For whichever of the above reasons, Lee turned to Ditko, who developed a visual style Lee found satisfactory. Ditko recalled,
One of the first things I did was to work up a costume. A vital, visual part of the character. I had to know how he looked ... before I did any breakdowns. For example: A clinging power so he wouldn't have hard shoes or boots, a hidden wrist-shooter versus a web gun and holster, etc. ... I wasn't sure Stan would like the idea of covering the character's face but I did it because it hid an obviously boyish face. It would also add mystery to the character....
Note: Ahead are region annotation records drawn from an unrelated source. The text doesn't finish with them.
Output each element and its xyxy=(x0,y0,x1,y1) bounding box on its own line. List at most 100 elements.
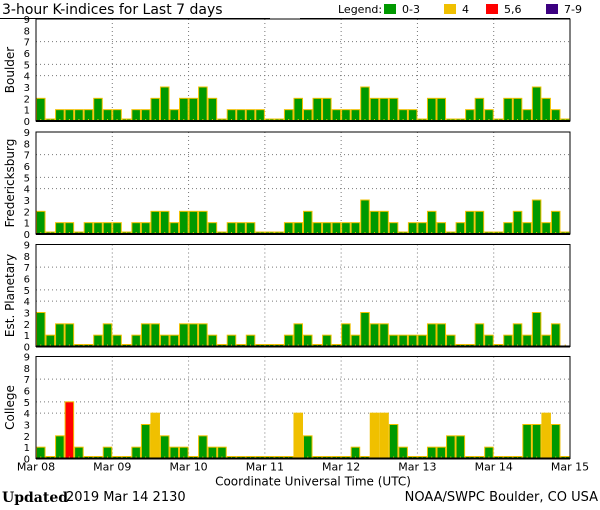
y-tick-label: 7 xyxy=(24,38,30,49)
x-tick-label: Mar 15 xyxy=(551,461,589,474)
y-tick-label: 8 xyxy=(24,364,30,375)
bar-est-planetary-52 xyxy=(531,312,542,347)
legend-swatch-1 xyxy=(444,4,456,14)
bar-est-planetary-36 xyxy=(379,323,389,348)
bar-fredericksburg-17 xyxy=(198,210,208,235)
bar-fredericksburg-50 xyxy=(512,210,523,235)
bar-college-54 xyxy=(550,424,561,459)
bar-fredericksburg-13 xyxy=(159,210,170,235)
bar-fredericksburg-52 xyxy=(531,199,542,235)
bar-boulder-37 xyxy=(388,97,399,122)
y-tick-label: 2 xyxy=(24,320,30,331)
y-tick-label: 7 xyxy=(24,151,30,162)
legend-entry-1: 4 xyxy=(462,3,469,16)
bar-est-planetary-46 xyxy=(474,323,485,348)
y-tick-label: 0 xyxy=(24,117,30,128)
y-tick-label: 5 xyxy=(24,173,30,184)
y-tick-label: 5 xyxy=(24,398,30,409)
bar-est-planetary-16 xyxy=(188,323,199,348)
legend-entry-2: 5,6 xyxy=(504,3,522,16)
panel-label: Boulder xyxy=(3,47,17,94)
y-tick-label: 8 xyxy=(24,139,30,150)
y-tick-label: 5 xyxy=(24,286,30,297)
y-tick-label: 2 xyxy=(24,94,30,105)
bar-est-planetary-12 xyxy=(150,323,160,348)
legend-swatch-0 xyxy=(384,4,396,14)
bar-college-36 xyxy=(379,412,389,459)
bar-est-planetary-15 xyxy=(179,323,189,348)
bar-est-planetary-2 xyxy=(55,323,65,348)
bar-est-planetary-0 xyxy=(36,312,46,347)
bar-est-planetary-32 xyxy=(341,323,351,348)
y-tick-label: 0 xyxy=(24,230,30,241)
y-tick-label: 7 xyxy=(24,375,30,386)
bar-est-planetary-42 xyxy=(436,323,447,348)
x-tick-label: Mar 14 xyxy=(475,461,513,474)
panel-label: Est. Planetary xyxy=(3,254,17,337)
bar-college-27 xyxy=(293,412,304,459)
y-tick-label: 9 xyxy=(24,128,30,139)
x-tick-label: Mar 11 xyxy=(246,461,284,474)
bar-est-planetary-7 xyxy=(102,323,113,348)
bar-boulder-12 xyxy=(150,97,160,122)
bar-college-44 xyxy=(455,435,466,460)
bar-est-planetary-11 xyxy=(140,323,151,348)
y-tick-label: 4 xyxy=(24,72,30,83)
bar-fredericksburg-28 xyxy=(303,210,313,235)
bar-college-37 xyxy=(388,424,399,459)
bar-boulder-30 xyxy=(322,97,332,122)
y-tick-label: 2 xyxy=(24,207,30,218)
y-tick-label: 4 xyxy=(24,297,30,308)
y-tick-label: 6 xyxy=(24,49,30,60)
y-tick-label: 9 xyxy=(24,353,30,364)
y-tick-label: 3 xyxy=(24,309,30,320)
bar-boulder-6 xyxy=(93,97,103,122)
bar-boulder-18 xyxy=(207,97,218,122)
bar-fredericksburg-36 xyxy=(379,210,389,235)
y-tick-label: 8 xyxy=(24,252,30,263)
y-tick-label: 1 xyxy=(24,331,30,342)
legend-label: Legend: xyxy=(338,3,382,16)
bar-college-43 xyxy=(446,435,456,460)
bar-boulder-49 xyxy=(503,97,513,122)
bar-college-51 xyxy=(522,424,532,459)
bar-boulder-41 xyxy=(426,97,437,122)
bar-est-planetary-50 xyxy=(512,323,523,348)
bar-boulder-16 xyxy=(188,97,199,122)
bar-boulder-13 xyxy=(159,86,170,122)
legend-swatch-2 xyxy=(486,4,498,14)
bar-college-13 xyxy=(159,435,170,460)
y-tick-label: 1 xyxy=(24,219,30,230)
bar-college-11 xyxy=(140,424,151,459)
bar-college-52 xyxy=(531,424,542,459)
bar-college-17 xyxy=(198,435,208,460)
bar-fredericksburg-35 xyxy=(369,210,380,235)
bar-est-planetary-17 xyxy=(198,323,208,348)
bar-boulder-53 xyxy=(541,97,551,122)
updated-value: 2019 Mar 14 2130 xyxy=(66,490,186,505)
bar-fredericksburg-45 xyxy=(465,210,475,235)
x-tick-label: Mar 13 xyxy=(398,461,436,474)
bar-college-12 xyxy=(150,412,160,459)
bar-boulder-15 xyxy=(179,97,189,122)
bar-college-2 xyxy=(55,435,65,460)
bar-college-28 xyxy=(303,435,313,460)
x-axis-title: Coordinate Universal Time (UTC) xyxy=(215,475,411,489)
bar-college-35 xyxy=(369,412,380,459)
bar-boulder-35 xyxy=(369,97,380,122)
y-tick-label: 1 xyxy=(24,106,30,117)
y-tick-label: 3 xyxy=(24,421,30,432)
y-tick-label: 9 xyxy=(24,241,30,252)
bar-fredericksburg-46 xyxy=(474,210,485,235)
y-tick-label: 0 xyxy=(24,455,30,466)
bar-boulder-50 xyxy=(512,97,523,122)
y-tick-label: 6 xyxy=(24,387,30,398)
y-tick-label: 3 xyxy=(24,196,30,207)
bar-boulder-42 xyxy=(436,97,447,122)
bar-fredericksburg-54 xyxy=(550,210,561,235)
legend-swatch-3 xyxy=(546,4,558,14)
x-tick-label: Mar 12 xyxy=(322,461,360,474)
bar-college-3 xyxy=(64,401,75,460)
bar-boulder-29 xyxy=(312,97,323,122)
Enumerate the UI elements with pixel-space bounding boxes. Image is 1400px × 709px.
In an early recollection of the character's creation, Ditko described his and Lee's contributions in a mail interview with Gary Martin published in Comic Fan #2 (Summer 1965): "Stan Lee thought the name up. I did costume, web gimmick on wrist & spider signal".[12] Additionally, Ditko shared a Manhattan studio with noted fetish artist Eric Stanton, an art-school classmate who, in a 1988 interview with Theakston, recalled that although his contribution to Spider-Man was "almost nil", he and Ditko had "worked on storyboards together and I added a few ideas. But the whole thing was created by Steve on his own... I think I added the business about the webs coming out of his hands".